EUR/USD, GBP/USD and AUD/USD all shows signs of potential short-term weakness. However, will we see the bullish emphasis return before long?

EUR/USD heads lower after brief pause

EUR/USD is heading lower once again this morning, with the pair trading at the 61.8% retracement following a break below $1275.

That move below the prior swing low points towards further downside to come, with the 76.4% retracement level coming into view ($1.1236). The wider uptrend remains in play until we see a break below $1.1181. While further downside looks likely for the near term, there is still a good chance that the bulls will come back into play before long.

GBP/USD declines into Fibonacci support ahead of services PMI

GBP/USD has been under pressure this week, following a sharp decline in the construction and manufacturing purchasing managers index (PMI) surveys.

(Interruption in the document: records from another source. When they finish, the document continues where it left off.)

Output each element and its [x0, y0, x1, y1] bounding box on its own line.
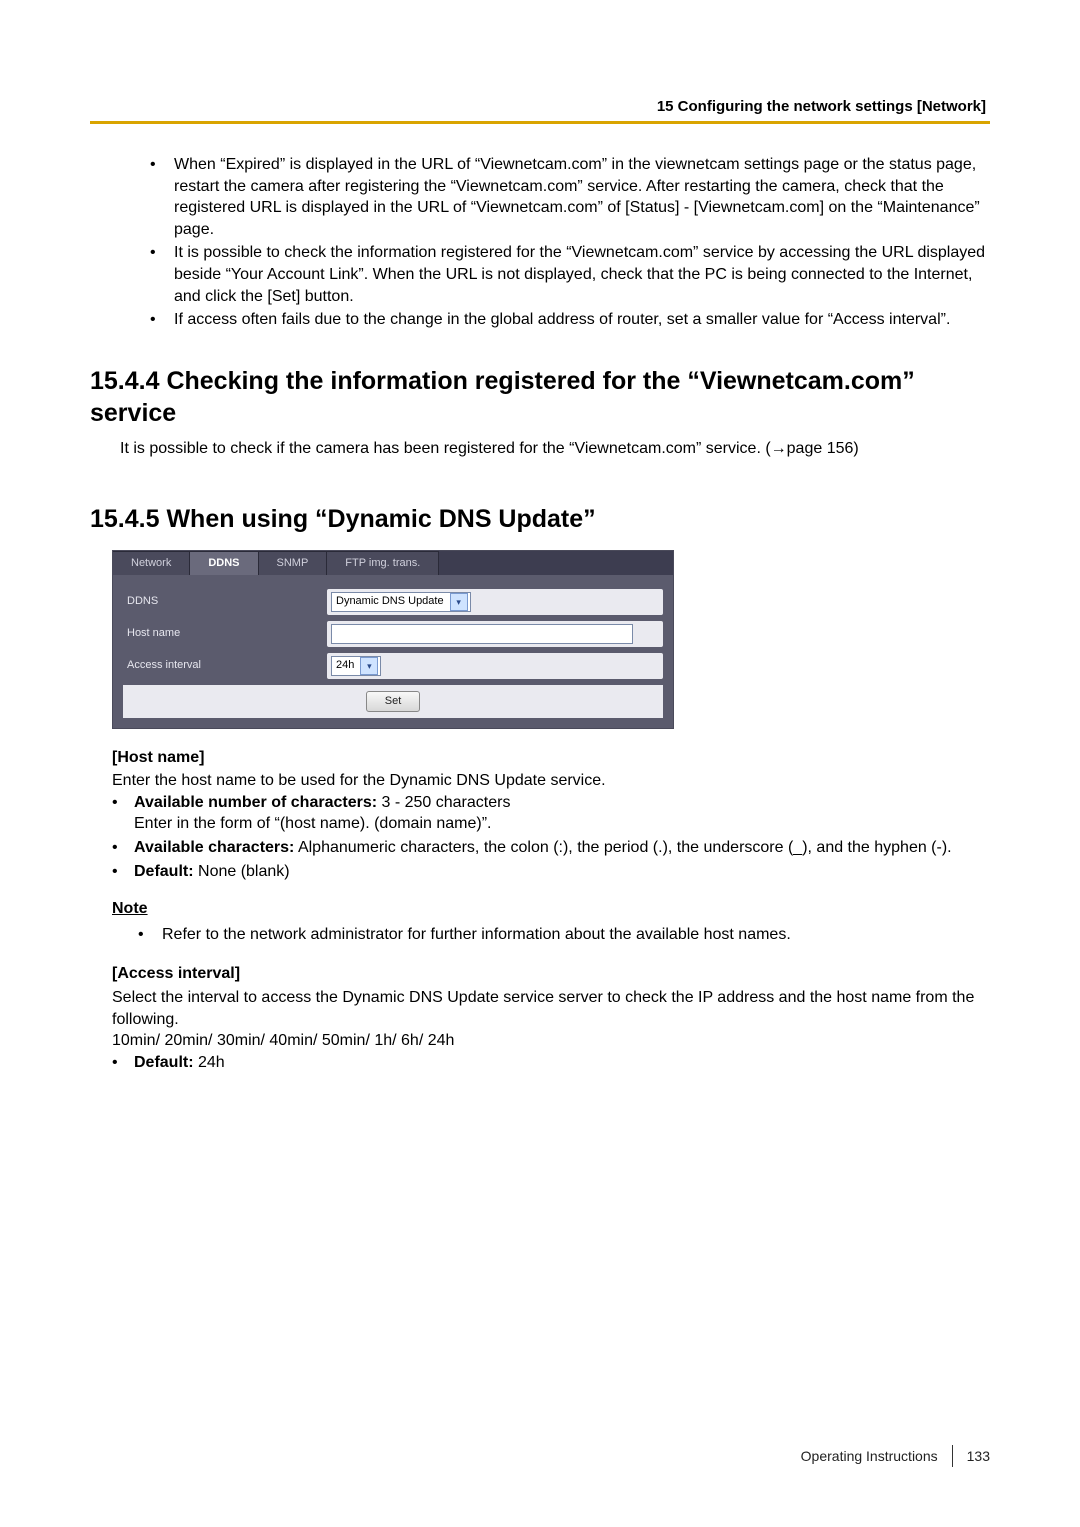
ddns-select[interactable]: Dynamic DNS Update ▾: [331, 592, 471, 612]
tab-ddns[interactable]: DDNS: [190, 551, 258, 575]
access-interval-desc: Select the interval to access the Dynami…: [112, 987, 990, 1030]
header-rule: [90, 121, 990, 124]
footer-doc-title: Operating Instructions: [801, 1448, 938, 1464]
set-button[interactable]: Set: [366, 691, 421, 712]
hostname-bullet: Default: None (blank): [112, 861, 990, 883]
bold-label: Default:: [134, 863, 194, 880]
hostname-bullet: Available number of characters: 3 - 250 …: [112, 792, 990, 835]
section-1544-para: It is possible to check if the camera ha…: [120, 438, 990, 460]
bold-label: Available number of characters:: [134, 794, 377, 811]
bullet-rest: None (blank): [194, 863, 290, 880]
tab-network[interactable]: Network: [113, 551, 190, 575]
access-interval-bullets: Default: 24h: [90, 1052, 990, 1074]
bullet-line2: Enter in the form of “(host name). (doma…: [134, 815, 491, 832]
ddns-select-value: Dynamic DNS Update: [336, 594, 444, 609]
hostname-bullet: Available characters: Alphanumeric chara…: [112, 837, 990, 859]
label-interval: Access interval: [123, 658, 327, 673]
section-1544-title: 15.4.4 Checking the information register…: [90, 365, 990, 430]
footer-divider: [952, 1445, 953, 1467]
intro-bullet: It is possible to check the information …: [150, 242, 990, 307]
hostname-bullets: Available number of characters: 3 - 250 …: [90, 792, 990, 882]
label-hostname: Host name: [123, 626, 327, 641]
bold-label: Available characters:: [134, 839, 294, 856]
ddns-settings-panel: Network DDNS SNMP FTP img. trans. DDNS D…: [112, 550, 674, 729]
hostname-input[interactable]: [331, 624, 633, 644]
section-1545-title: 15.4.5 When using “Dynamic DNS Update”: [90, 503, 990, 536]
bullet-rest: 3 - 250 characters: [377, 794, 510, 811]
hostname-desc: Enter the host name to be used for the D…: [112, 770, 990, 792]
intro-bullet-list: When “Expired” is displayed in the URL o…: [90, 154, 990, 331]
chevron-down-icon: ▾: [360, 657, 378, 675]
tab-ftp[interactable]: FTP img. trans.: [327, 551, 439, 575]
footer-page-number: 133: [967, 1448, 990, 1464]
access-interval-heading: [Access interval]: [112, 963, 990, 985]
settings-tabs: Network DDNS SNMP FTP img. trans.: [113, 551, 673, 575]
label-ddns: DDNS: [123, 594, 327, 609]
interval-select[interactable]: 24h ▾: [331, 656, 381, 676]
access-interval-bullet: Default: 24h: [112, 1052, 990, 1074]
tab-strip-filler: [439, 551, 673, 575]
interval-select-value: 24h: [336, 658, 354, 673]
bold-label: Default:: [134, 1054, 194, 1071]
bullet-rest: 24h: [194, 1054, 225, 1071]
note-bullet: Refer to the network administrator for f…: [138, 924, 990, 946]
tab-snmp[interactable]: SNMP: [259, 551, 328, 575]
bullet-rest: Alphanumeric characters, the colon (:), …: [294, 839, 951, 856]
page-header: 15 Configuring the network settings [Net…: [90, 98, 990, 115]
note-heading: Note: [112, 898, 990, 920]
intro-bullet: If access often fails due to the change …: [150, 309, 990, 331]
chevron-down-icon: ▾: [450, 593, 468, 611]
page-footer: Operating Instructions 133: [801, 1445, 990, 1467]
note-bullets: Refer to the network administrator for f…: [90, 924, 990, 946]
intro-bullet: When “Expired” is displayed in the URL o…: [150, 154, 990, 240]
access-interval-options: 10min/ 20min/ 30min/ 40min/ 50min/ 1h/ 6…: [112, 1030, 990, 1052]
hostname-heading: [Host name]: [112, 747, 990, 769]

Today is the big one, with the services PMI figure expected to have a material impact on sterling this morning. The technical picture still remains somewhat optimistic for now, with the prior break through $1.2763 seemingly paving the way for a bullish phase to take shape. A break below $1.2506 would negate that bullish signal, yet it will be interesting to see how we react to this 76.4% Fibonacci retracement area. The low of the day also tallies up with the late-May low of $1.2559. As such, a break below this area of support would point towards a potential move into and below the $1.2506 lows. However, with the services PMI impending, watch out for how the pair reacts to this support zone.

AUD/USD rally looking at risk

AUD/USD has been climbing off the back of a sharp decline on Monday, with a record trade surplus figure overnight helping that recovery.

However, coming off the back of a substantial bout of upside at the back end of June, it looks likely that we will soon see this market continue lower once again. A rally through $0.7031 would negate such an idea, yet the current rally into the 61.8% looks likely to falter once more for a deeper retracement to come into play.